From Bean to Bar: A Chocolate Soirée

Concordia Food Studies Group Talks Cacao and Colonialism

History, Marketing professors shed light on dark origins of sweet treat. Photo Kathleen Champoux

On Oct. 28., professors Theresa Vetura and Jordan LaBel—from the History and Marketing departments respectively—hosted a Chocolate Soirée with Concordia Food Studies Group.

Held in the John Molson School of Business building, the open evening featured lectures on the origins of chocolate, as well as tastings for participants.

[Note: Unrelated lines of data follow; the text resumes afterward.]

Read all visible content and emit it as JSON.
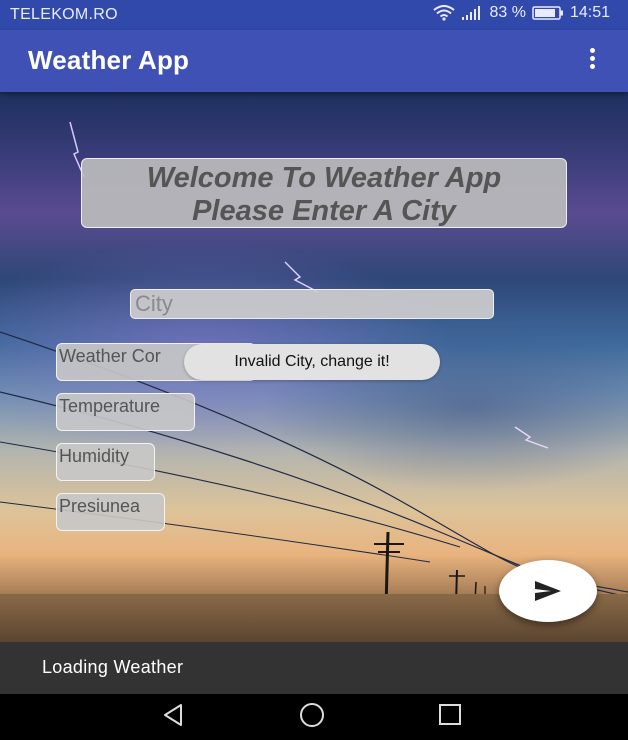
{
  "status_bar": {
    "carrier": "TELEKOM.RO",
    "battery_percent": "83 %",
    "time": "14:51",
    "icons": [
      "wifi-icon",
      "signal-icon",
      "battery-icon"
    ]
  },
  "app_bar": {
    "title": "Weather App",
    "menu_icon": "more-vert-icon"
  },
  "welcome": {
    "line1": "Welcome To Weather App",
    "line2": "Please Enter A City"
  },
  "city_input": {
    "placeholder": "City",
    "value": ""
  },
  "fields": {
    "condition": "Weather Cor",
    "temperature": "Temperature",
    "humidity": "Humidity",
    "pressure": "Presiunea"
  },
  "toast": {
    "message": "Invalid City, change it!"
  },
  "fab": {
    "icon": "send-icon"
  },
  "loading_bar": {
    "text": "Loading Weather"
  },
  "nav_bar": {
    "icons": [
      "back-icon",
      "home-icon",
      "recents-icon"
    ]
  },
  "colors": {
    "primary": "#3f51b5",
    "primary_dark": "#3049ab",
    "loading_bar": "#333333",
    "toast_bg": "#e2e2e2"
  }
}
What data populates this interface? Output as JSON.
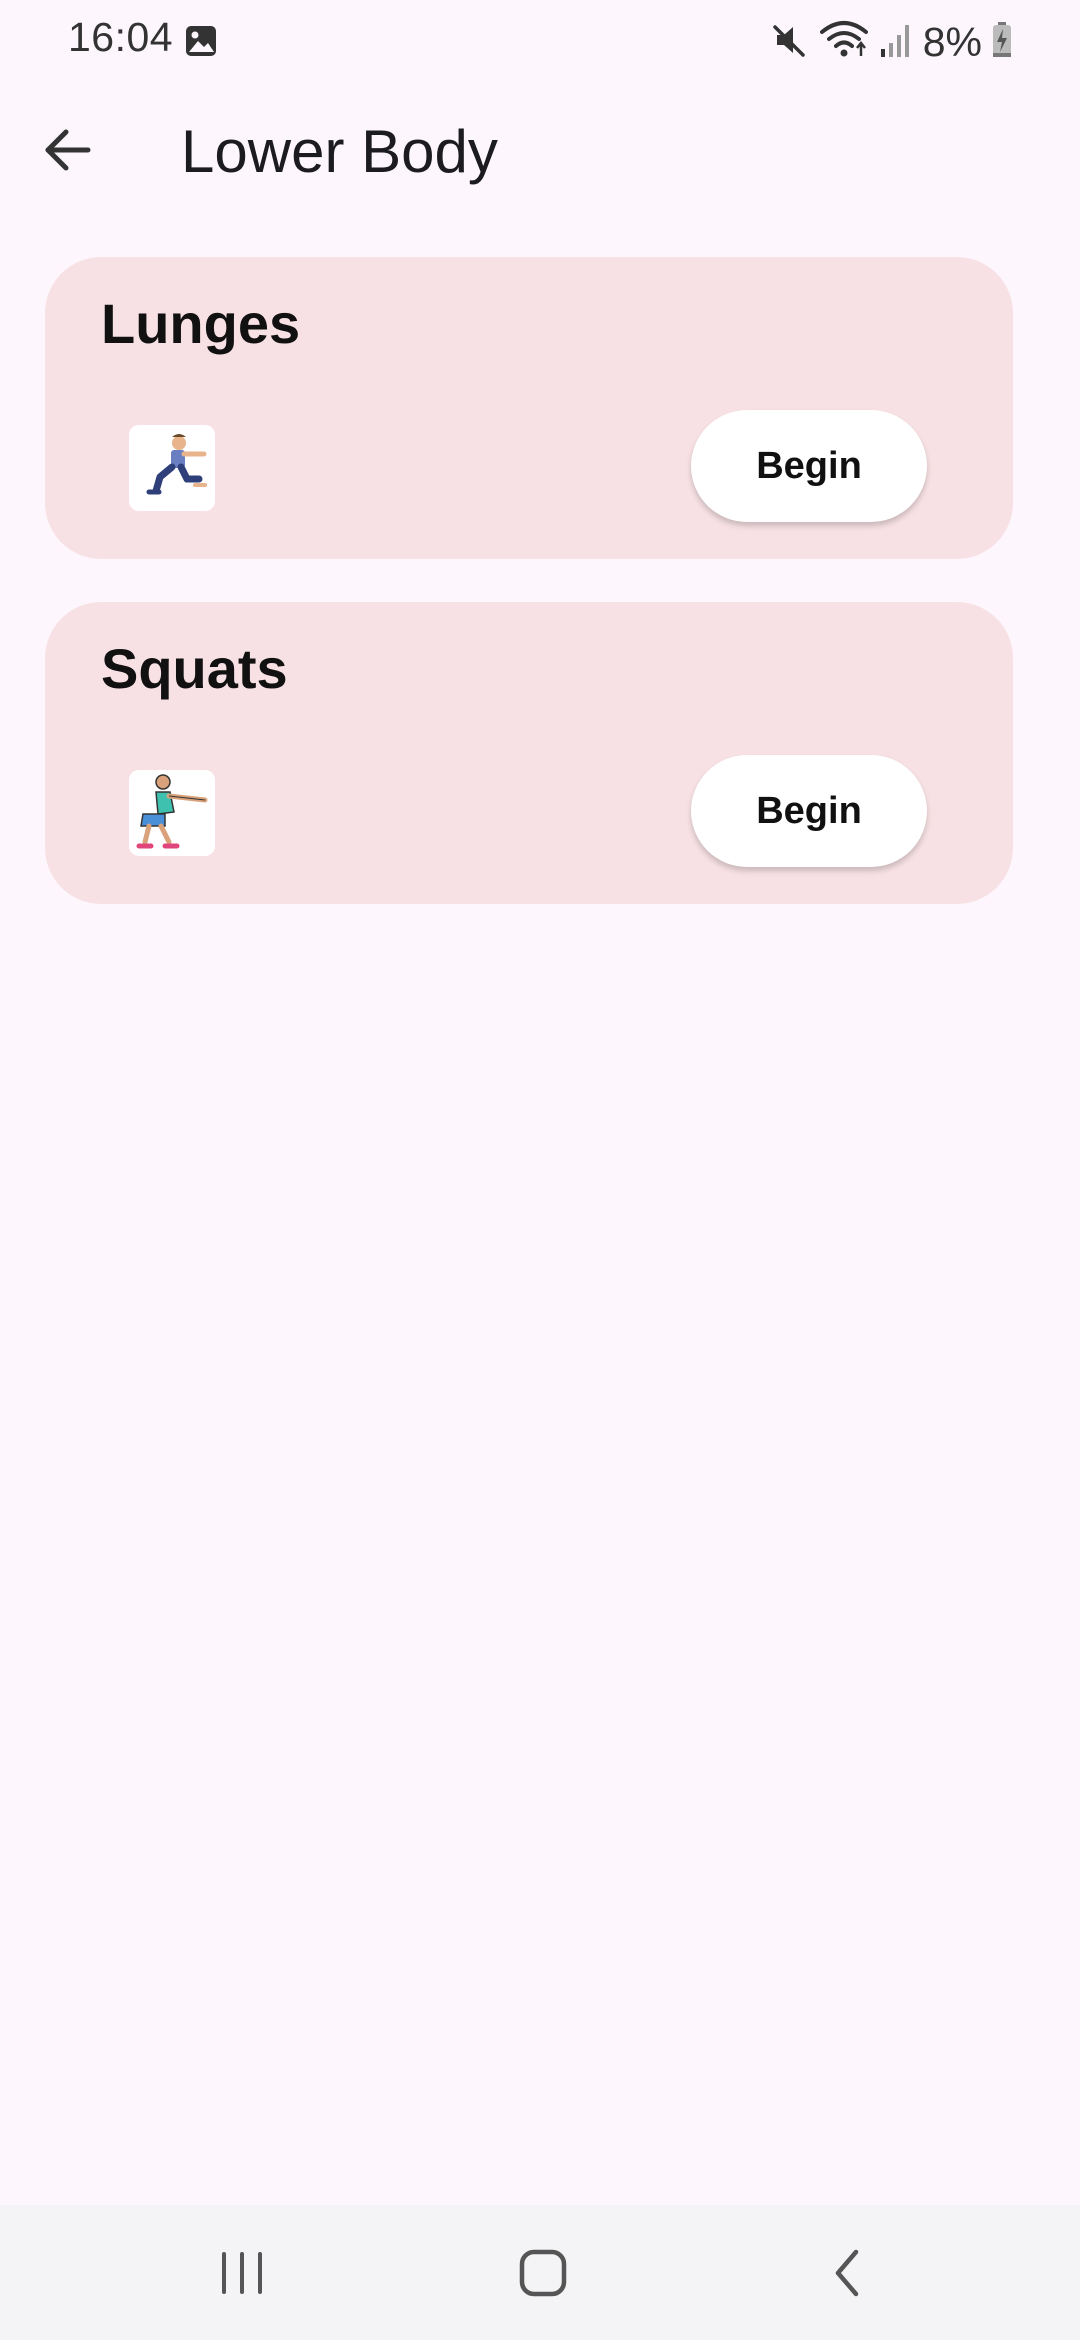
{
  "status_bar": {
    "time": "16:04",
    "battery": "8%"
  },
  "app_bar": {
    "title": "Lower Body"
  },
  "exercises": [
    {
      "name": "Lunges",
      "button_label": "Begin",
      "icon": "lunge-figure-icon"
    },
    {
      "name": "Squats",
      "button_label": "Begin",
      "icon": "squat-figure-icon"
    }
  ],
  "colors": {
    "background": "#fdf7fd",
    "card": "#f7e1e4",
    "button": "#ffffff",
    "nav_bar": "#f4f4f6"
  },
  "icons": {
    "back": "arrow-left-icon",
    "recents": "recents-icon",
    "home": "home-icon",
    "nav_back": "chevron-left-icon"
  }
}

CFSG, a coalition of professors from different departments dedicated to the study of food, was recently reestablished to provide classes on food production, history, and appreciation to all departments at Concordia. According to LaBel, they wanted to use this soirée to educate students on where their food comes from. 

Ventura provided a lecture on the history of chocolate from its first origins in medicine all the way to its enjoyable taste today. Focusing on the ways farmers and their products have been treated through the years, LaBel took students on a journey across the Earth through chocolate.

LaBel provided the next aspect of the talk, discussing how chocolate is made and marketed today. He went into detail about the different parts of the world that sell chocolate and how much effort is put into the art of growing beans, fermenting them, making a bar, and getting it into grocery stores. Label explained that many workers in the chocolate business go underpaid and underappreciated. He highlighted how—despite the immense amount of labor that goes into chocolate production— some producers who sell to fair trade companies only get paid once they meet a certain quota for weight in beans. Many plantations are small, and the farmers struggle to make these minimum weight requirements.  

LaBel, who has extensive experience working with farmers and chocolate makers worldwide, also organized a tasting for participants. Four pieces of chocolate that he had collected on his travels were passed out unlabeled–to the group. 

Attendees were then instructed on how to properly eat the chocolate. Much like wine tasting, the experience involved using all five senses. Participants were told to smell the chocolate, look at it, snap it and listen for a sound, place the piece on their tongue and wait before chewing and swallowing. This was meant to prolong the experience of eating. Audience members were instructed to try and pinpoint textural differences, tasting notes, and aftertastes. 

“[I have] never tasted chocolate that strong before,” said Renee Biazon, a Concordia student in marketing  who attended the talk. “There were a lot of flavors that I had either never heard of or just not bothered to try.” The experience was a unique one, allowing students to open up not only to a new way of appreciating their food, but also exposing them to trying new flavors from South America, Cuba, and even a bar produced in Montreal. 

Attendees were instructed on proper chocolate tasting techniques. Photo Kathleen Champoux

Ventura and LaBel wanted to pique the interest of Concordia students while also sparking a discussion about food consumption. “Whatever you consume, take the time to appreciate where it’s from,” said LaBel. He wanted students to remember the people behind the food we eat, especially the sweet treats. “We forget the plight or we forget the labor of the farmers and the producers,” he said. “When you learn a little bit about it, you’re less likely to chew and swallow and move onto the next thing.” 

Vetura said that it is important to understand the history of chocolate so people don’t make “all the same mistakes”, explaining that in the colonial past, people who produced cacao beans were horribly mistreated. While the modern process of chocolate creation is different from historical methods, Ventura put emphasis on the fact that much of the contemporary plantation system was born from colonialism. The history of this product involves a lot of unappreciated labor from locals and their children, and this continues into the present day. 

Ventura illustrated this point by showing a film produced in the 1960’s by Hershey’s. She discussed how in the film, since the children working on the plantations could not be hidden easily, Hershey’s decided to portray them as the next generation of chocolate makers. The movie romanticized the child labour it depicted and made working for Hershey’s seem like a choice these children had. 

According to Ventura and LaBel, the goal of the talk was not to shame the audience for their consumption habits, but to show them everything that goes into making sweet treats, as well as all the different places in the world that this type of food can come from.